Campo Grande mantém um projeto de esporte paralímpico que atende cerca de 80 pessoas com deficiência em dois polos da cidade, focando no desenvolvimento esportivo, inclusão social e melhoria da qualidade de vida. As atividades incluem treinos de paratletismo No Parque Ayrton Senna e futebol PC no Rádio Clube Campo, tornando-se um espaço importante para a prática esportiva na capital.

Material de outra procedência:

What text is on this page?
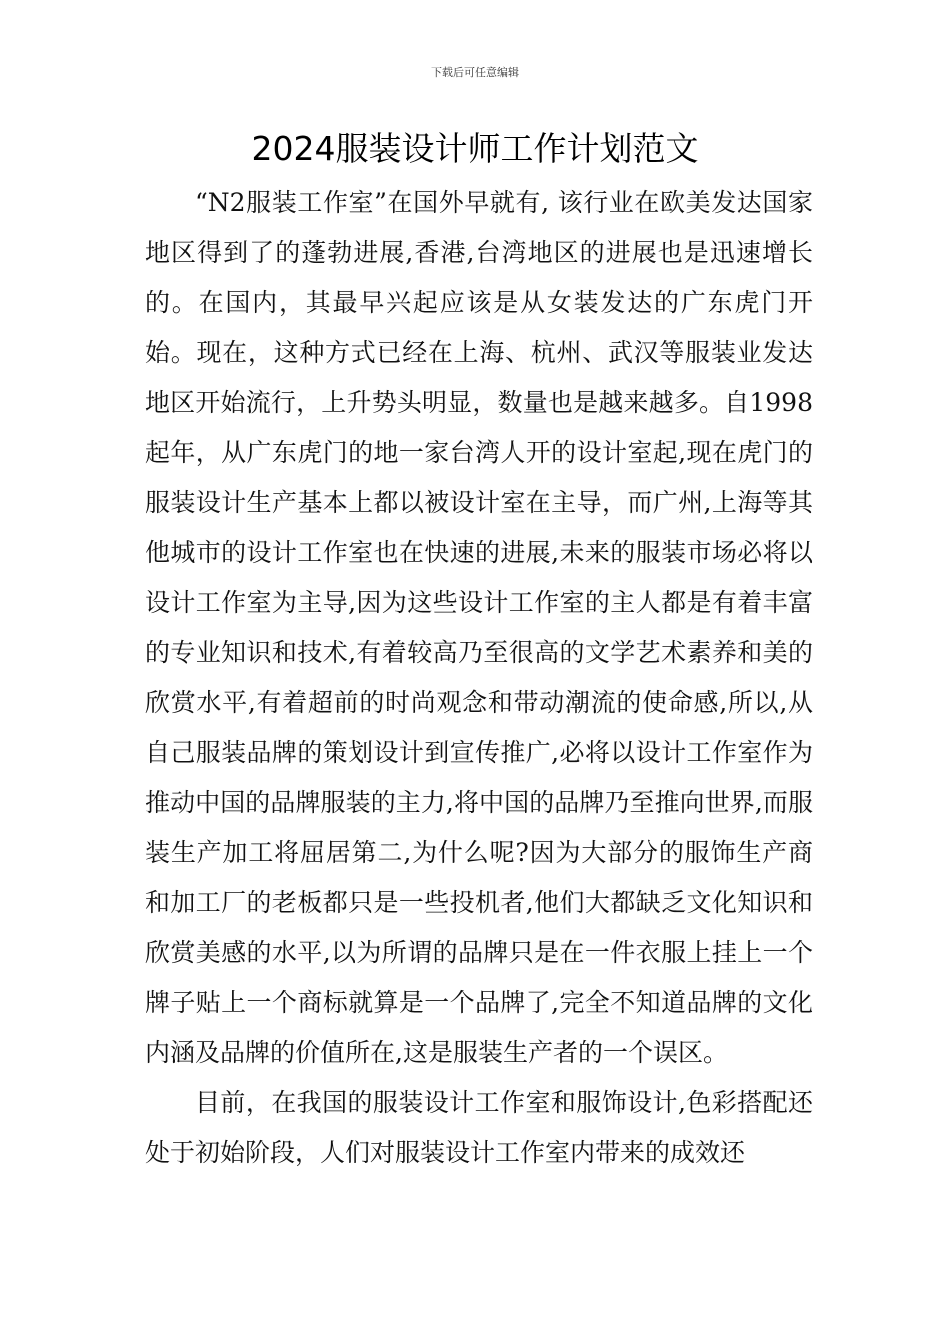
下载后可任意编辑
2024服装设计师工作计划范文

“N2服装工作室”在国外早就有, 该行业在欧美发达国家地区得到了的蓬勃进展,香港,台湾地区的进展也是迅速增长的。在国内，其最早兴起应该是从女装发达的广东虎门开始。现在，这种方式已经在上海、杭州、武汉等服装业发达地区开始流行，上升势头明显，数量也是越来越多。自1998起年，从广东虎门的地一家台湾人开的设计室起,现在虎门的服装设计生产基本上都以被设计室在主导，而广州,上海等其他城市的设计工作室也在快速的进展,未来的服装市场必将以设计工作室为主导,因为这些设计工作室的主人都是有着丰富的专业知识和技术,有着较高乃至很高的文学艺术素养和美的欣赏水平,有着超前的时尚观念和带动潮流的使命感,所以,从自己服装品牌的策划设计到宣传推广,必将以设计工作室作为推动中国的品牌服装的主力,将中国的品牌乃至推向世界,而服装生产加工将屈居第二,为什么呢?因为大部分的服饰生产商和加工厂的老板都只是一些投机者,他们大都缺乏文化知识和欣赏美感的水平,以为所谓的品牌只是在一件衣服上挂上一个牌子贴上一个商标就算是一个品牌了,完全不知道品牌的文化内涵及品牌的价值所在,这是服装生产者的一个误区。

目前，在我国的服装设计工作室和服饰设计,色彩搭配还处于初始阶段，人们对服装设计工作室内带来的成效还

Os treinos de paratletismo são realizados de segunda a sexta-feira, das 7h30 às 10h30, No Parque Ayrton Senna. O futebol PC acontece às terças e quintas-feiras, no mesmo horário, no Rádio Clube Campo. A participação é gratuita e destinada a pessoas com deficiência a partir dos 12 anos. A prefeitura informa que o projeto abrange diferentes tipos de deficiência, como física, visual e intelectual.

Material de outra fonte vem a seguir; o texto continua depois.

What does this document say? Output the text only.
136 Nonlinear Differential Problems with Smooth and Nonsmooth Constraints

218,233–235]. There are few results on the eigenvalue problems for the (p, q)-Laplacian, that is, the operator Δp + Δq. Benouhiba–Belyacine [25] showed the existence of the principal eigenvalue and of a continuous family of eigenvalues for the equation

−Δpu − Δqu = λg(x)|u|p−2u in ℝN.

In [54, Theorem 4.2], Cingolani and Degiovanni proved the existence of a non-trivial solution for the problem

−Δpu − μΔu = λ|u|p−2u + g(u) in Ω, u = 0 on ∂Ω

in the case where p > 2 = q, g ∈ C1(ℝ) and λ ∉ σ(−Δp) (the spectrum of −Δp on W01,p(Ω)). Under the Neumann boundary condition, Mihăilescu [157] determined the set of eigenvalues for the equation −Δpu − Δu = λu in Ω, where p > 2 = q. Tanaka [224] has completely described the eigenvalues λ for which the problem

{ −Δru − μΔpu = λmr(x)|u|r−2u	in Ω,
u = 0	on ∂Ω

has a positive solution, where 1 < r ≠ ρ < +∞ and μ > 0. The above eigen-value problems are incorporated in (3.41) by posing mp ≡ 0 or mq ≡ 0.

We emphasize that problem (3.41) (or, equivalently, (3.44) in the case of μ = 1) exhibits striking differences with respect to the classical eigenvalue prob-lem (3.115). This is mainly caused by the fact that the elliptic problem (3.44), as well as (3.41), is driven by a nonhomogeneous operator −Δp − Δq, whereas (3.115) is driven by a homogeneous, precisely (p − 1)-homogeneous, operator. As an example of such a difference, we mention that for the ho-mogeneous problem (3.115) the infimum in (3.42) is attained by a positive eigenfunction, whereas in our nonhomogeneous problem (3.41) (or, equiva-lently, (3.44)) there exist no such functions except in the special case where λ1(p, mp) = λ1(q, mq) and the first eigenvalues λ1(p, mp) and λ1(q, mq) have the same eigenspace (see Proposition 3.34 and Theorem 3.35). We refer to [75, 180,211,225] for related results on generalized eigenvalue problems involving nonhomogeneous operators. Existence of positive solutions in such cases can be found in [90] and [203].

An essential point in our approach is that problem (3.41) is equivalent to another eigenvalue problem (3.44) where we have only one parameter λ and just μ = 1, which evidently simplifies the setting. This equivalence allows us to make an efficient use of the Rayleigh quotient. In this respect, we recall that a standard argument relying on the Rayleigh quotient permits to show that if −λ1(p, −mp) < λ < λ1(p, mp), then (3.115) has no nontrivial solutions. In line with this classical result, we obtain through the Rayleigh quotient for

Para se inscrever, os interessados devem procurar a equipe técnica nos locais de treino, onde são realizadas as inscrições e os encaminhamentos para as atividades. A coordenadora do Núcleo Paralímpico, Yara Yule, destaca que os resultados alcançados ao longo dos anos têm consolidado o projeto como uma referência no paradesporto nacional. Ela ressalta que a iniciativa tem orgulho dos atletas que se destacam, incluindo medalhistas e beneficiados com bolsas de apoio, tanto federal quanto estadual.
No futebol PC, atualmente, cinco atletas estão convocados para a seleção brasileira, evidenciando a relevância de Campo Grande na formação de talentos nessa modalidade. O professor Daniel Sena, que atua no projeto há sete anos, enfatiza que o trabalho vai além da preparação para competições, abrangendo desde a iniciação esportiva até o alto rendimento no paratletismo, conforme os padrões da Funesp (Fundação Municipal de Esportes).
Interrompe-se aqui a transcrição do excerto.